Last night was the first of my journey home. Still, my dreams are haunted by the faces of those pirates that first captured me. Now I find myself in the custody of another band of pirates. I’m told they’re different – and I will say that so far these men have treated me civilly, even courteously.
They’ve even afforded me the tools to keep this journal, and though they will almost certainly destroy these pages before we disembark, eliminating any record of their activities or their identities, just the act of putting my thoughts to paper has helped me feel myself again. To construct for myself an illusion, that I’m still on the Good Fortune, nearing the end of a long voyage. Recent events were themselves the nightmare, and that these men are simply sailors, tasked with delivering me home.
But it is only an illusion, and a fragile one at that.
My father’s told me about these men, about their natures. So I know that, any appearance of civility from them is but a glimpse of the men they once were – a ghost, that shows itself only while the darker things that now govern their souls lay dormant. Though I am forced to wonder, if this illusion is no accident at all.
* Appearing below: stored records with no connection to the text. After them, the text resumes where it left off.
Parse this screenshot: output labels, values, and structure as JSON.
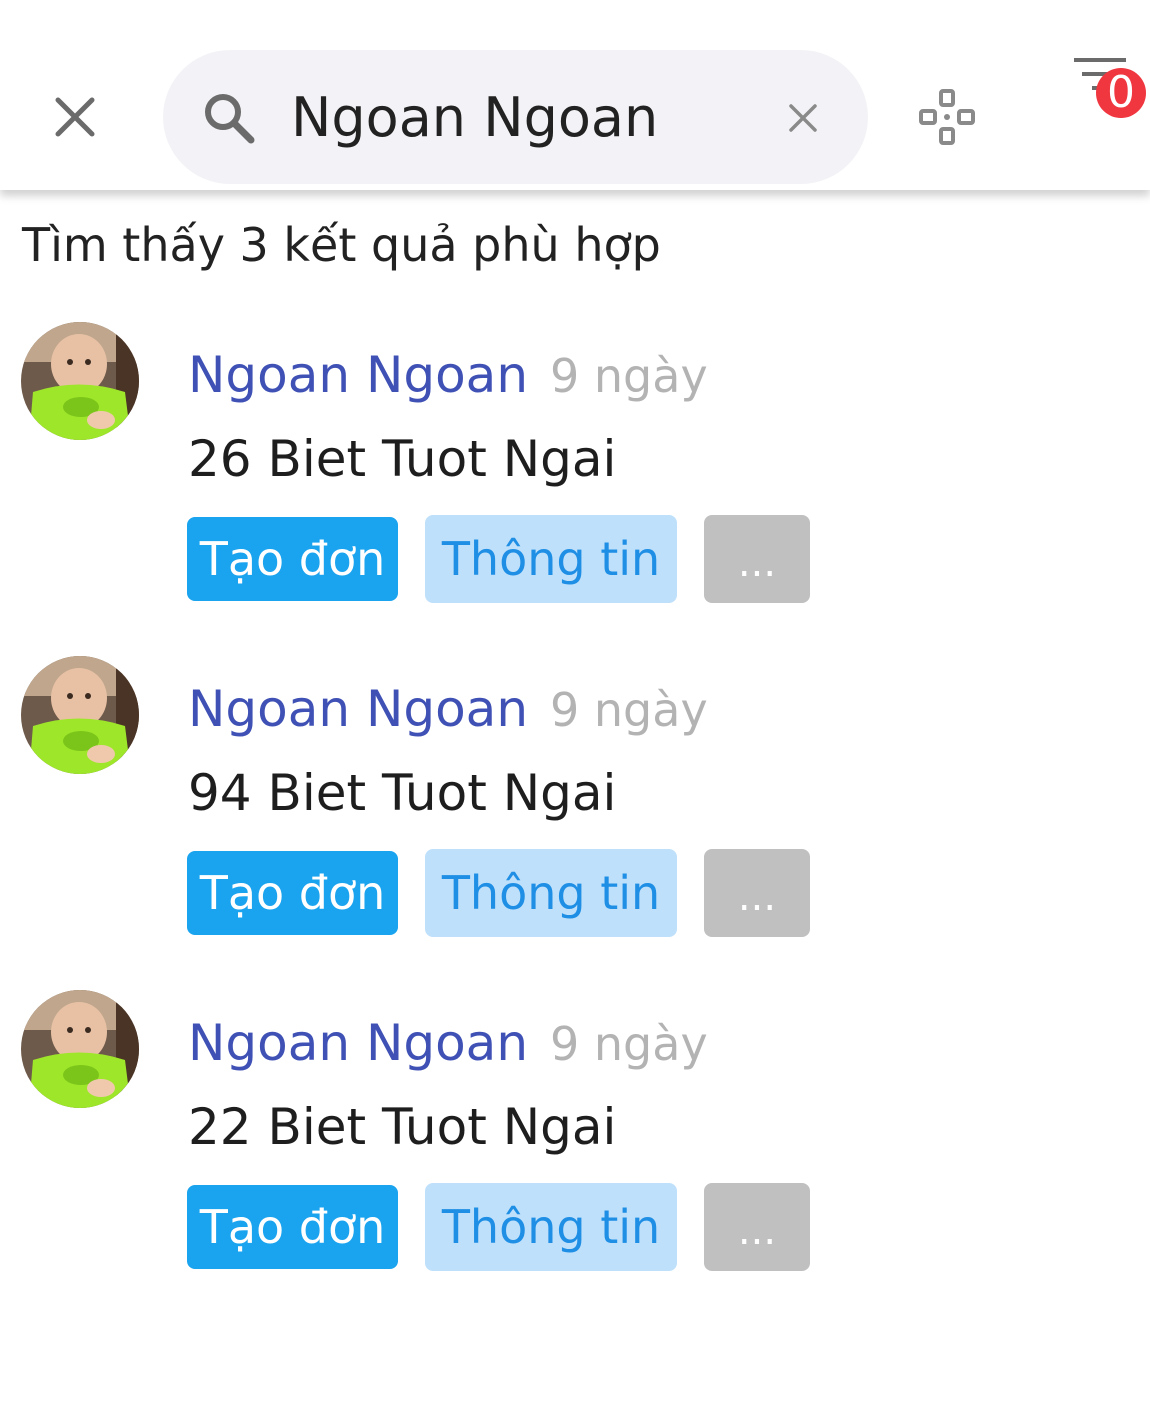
{
  "header": {
    "close_icon": "close-icon",
    "search": {
      "value": "Ngoan Ngoan",
      "icon": "search-icon",
      "clear_icon": "clear-icon"
    },
    "game_icon": "gamepad-icon",
    "filter": {
      "icon": "filter-icon",
      "badge": "0"
    }
  },
  "colors": {
    "name": "#3f51b5",
    "create_button": "#1aa3ee",
    "info_button_bg": "#bfe0fb",
    "info_button_text": "#1f8fe5",
    "more_button": "#c0c0c0",
    "badge": "#f0363f"
  },
  "results": {
    "summary": "Tìm thấy 3 kết quả phù hợp",
    "items": [
      {
        "name": "Ngoan Ngoan",
        "time": "9 ngày",
        "address": "26 Biet Tuot Ngai",
        "create_label": "Tạo đơn",
        "info_label": "Thông tin",
        "more_label": "..."
      },
      {
        "name": "Ngoan Ngoan",
        "time": "9 ngày",
        "address": "94 Biet Tuot Ngai",
        "create_label": "Tạo đơn",
        "info_label": "Thông tin",
        "more_label": "..."
      },
      {
        "name": "Ngoan Ngoan",
        "time": "9 ngày",
        "address": "22 Biet Tuot Ngai",
        "create_label": "Tạo đơn",
        "info_label": "Thông tin",
        "more_label": "..."
      }
    ]
  }
}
Theatre, for my benefit, orchestrated by someone so awful, even monsters such as these have no choice but to dance for the tune he plays for them.
Which leads me to the one thought I find most frightening and most difficult to dismiss. What happens when that man decides the theatre no longer serves his purposes, and he lets the monsters loose?
[ After Nicholas Irvin is murdered cause buddy thought Silver gave him a “look” ]
From across an ocean, it is hard to know what a New World is. All I knew, were the stories I was told, of monsters and valiant men sworn to slay them. But now that I’ve nearly traversed the ocean that separates new world from old, I fear the stories I’ve heard may have clouded the truth more than clarified it. [ later edited ]
It would seem these monsters – are men. Sons, brothers, fathers. And it would seem these men fear their own monsters. An empire, a Navy, a king. My father.
So much I’ve left behind me. London, my youth, and comfortable stories. So much lies ahead in Charlestown. A future and harder truths. I feel I must face it honestly, bravely. I must face it as my father’s daughter. And I believe that in order to do that, I have to tell these people that which I’ve kept from them. I have to tell them what I know.
[ Edited Version ]
I fear the stories I’ve heard may have clouded the truth more than clarified it. And as so many of these stories were relayed to me by my father, I am forced to wonder if he is mistaken, or if his motives are something more deliberate than that. I fear the stories I carry with me are my sole comfort. From across an ocean, it is hard to know what a New World is. All I knew, were the stories I was told, of monsters and valiant men sworn to slay them.